Species have been chosen to provide good growth on the site, and are to be managed in such a way as to maximise timber quality. This will ensure that as much of the timber is used for long-term use (and long term lock up) of carbon as possible.


Productive species have been chosen to sequester atmospheric carbon as rapidly as possible, before long term lockup following felling. Other areas of the wood will focus on on-site sequestration, as areas of low intervention where trees will be retained in the long term.

The Grown in Britain Canopy Metrics ensure that all of our projects are independently audited, designed and delivered to exemplary standards.


Open rides, open areas surrounding nearby sites of interes (biodiversity and archaeological) and mixtures of long-term retention broadleaves are designed to maximise the biodiversity potential of the woodland by creating a mosaic mixed habitat, ranging from conifer stand to open grassy rides and sunny verges.

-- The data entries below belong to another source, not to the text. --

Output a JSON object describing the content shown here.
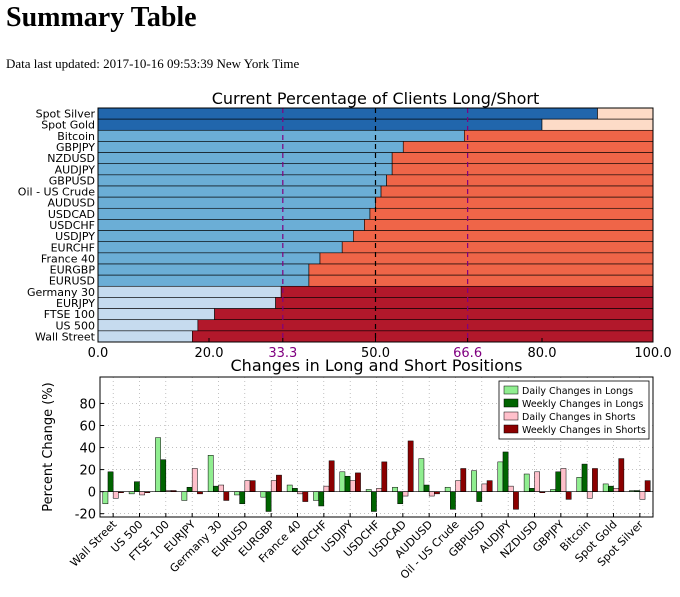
{
  "page": {
    "title": "Summary Table",
    "last_updated": "Data last updated: 2017-10-16 09:53:39 New York Time"
  },
  "colors": {
    "long_dark": "#2166ac",
    "long_mid": "#6baed6",
    "long_light": "#c6dbef",
    "short_dark": "#b2182b",
    "short_mid": "#ef6548",
    "short_light": "#fddbc7",
    "daily_longs": "#90ee90",
    "weekly_longs": "#006400",
    "daily_shorts": "#ffc0cb",
    "weekly_shorts": "#8b0000",
    "marker": "#800080"
  },
  "chart_data": [
    {
      "type": "bar",
      "orientation": "horizontal",
      "title": "Current Percentage of Clients Long/Short",
      "categories": [
        "Spot Silver",
        "Spot Gold",
        "Bitcoin",
        "GBPJPY",
        "NZDUSD",
        "AUDJPY",
        "GBPUSD",
        "Oil - US Crude",
        "AUDUSD",
        "USDCAD",
        "USDCHF",
        "USDJPY",
        "EURCHF",
        "France 40",
        "EURGBP",
        "EURUSD",
        "Germany 30",
        "EURJPY",
        "FTSE 100",
        "US 500",
        "Wall Street"
      ],
      "series": [
        {
          "name": "Long",
          "values": [
            90,
            80,
            66,
            55,
            53,
            53,
            52,
            51,
            50,
            49,
            48,
            46,
            44,
            40,
            38,
            38,
            33,
            32,
            21,
            18,
            17
          ]
        },
        {
          "name": "Short",
          "values": [
            10,
            20,
            34,
            45,
            47,
            47,
            48,
            49,
            50,
            51,
            52,
            54,
            56,
            60,
            62,
            62,
            67,
            68,
            79,
            82,
            83
          ]
        }
      ],
      "xlim": [
        0,
        100
      ],
      "xticks": [
        "0.0",
        "20.0",
        "33.3",
        "50.0",
        "66.6",
        "80.0",
        "100.0"
      ],
      "xtick_values": [
        0,
        20,
        33.3,
        50,
        66.6,
        80,
        100
      ],
      "highlight_ticks": [
        "33.3",
        "66.6"
      ],
      "reference_lines": [
        33.3,
        50,
        66.6
      ]
    },
    {
      "type": "bar",
      "title": "Changes in Long and Short Positions",
      "ylabel": "Percent Change (%)",
      "categories": [
        "Wall Street",
        "US 500",
        "FTSE 100",
        "EURJPY",
        "Germany 30",
        "EURUSD",
        "EURGBP",
        "France 40",
        "EURCHF",
        "USDJPY",
        "USDCHF",
        "USDCAD",
        "AUDUSD",
        "Oil - US Crude",
        "GBPUSD",
        "AUDJPY",
        "NZDUSD",
        "GBPJPY",
        "Bitcoin",
        "Spot Gold",
        "Spot Silver"
      ],
      "ylim": [
        -23,
        104
      ],
      "yticks": [
        -20,
        0,
        20,
        40,
        60,
        80
      ],
      "grid": true,
      "legend_position": "top-right",
      "series": [
        {
          "name": "Daily Changes in Longs",
          "values": [
            -11,
            -2,
            49,
            -8,
            33,
            -3,
            -5,
            6,
            -8,
            18,
            2,
            4,
            30,
            4,
            19,
            27,
            16,
            2,
            13,
            7,
            1
          ]
        },
        {
          "name": "Weekly Changes in Longs",
          "values": [
            18,
            9,
            29,
            4,
            5,
            -11,
            -18,
            3,
            -13,
            14,
            -18,
            -11,
            6,
            -16,
            -9,
            36,
            3,
            18,
            25,
            5,
            1
          ]
        },
        {
          "name": "Daily Changes in Shorts",
          "values": [
            -6,
            -3,
            1,
            21,
            6,
            10,
            10,
            -2,
            5,
            10,
            3,
            -4,
            -4,
            10,
            7,
            5,
            18,
            21,
            -6,
            3,
            -7
          ]
        },
        {
          "name": "Weekly Changes in Shorts",
          "values": [
            -1,
            -1,
            1,
            -2,
            -8,
            10,
            15,
            -9,
            28,
            17,
            27,
            46,
            -2,
            21,
            10,
            -16,
            -1,
            -7,
            21,
            30,
            10
          ]
        }
      ]
    }
  ]
}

The trees selected are suitable for wet sites, and their presence will slow the rate of water reaching nearby streams during periods of heavy rain. Rain will also be slower to reach the ground, and so instances of localised flooding on the fields will be reduced.


The wood gives opportunity to enhance the local environment surrounding users of the nearby fishery ponds, by providing an attractive backdrop and eventually space for quiet recreation of the guests of the owner’s holiday let business, once the trees have established.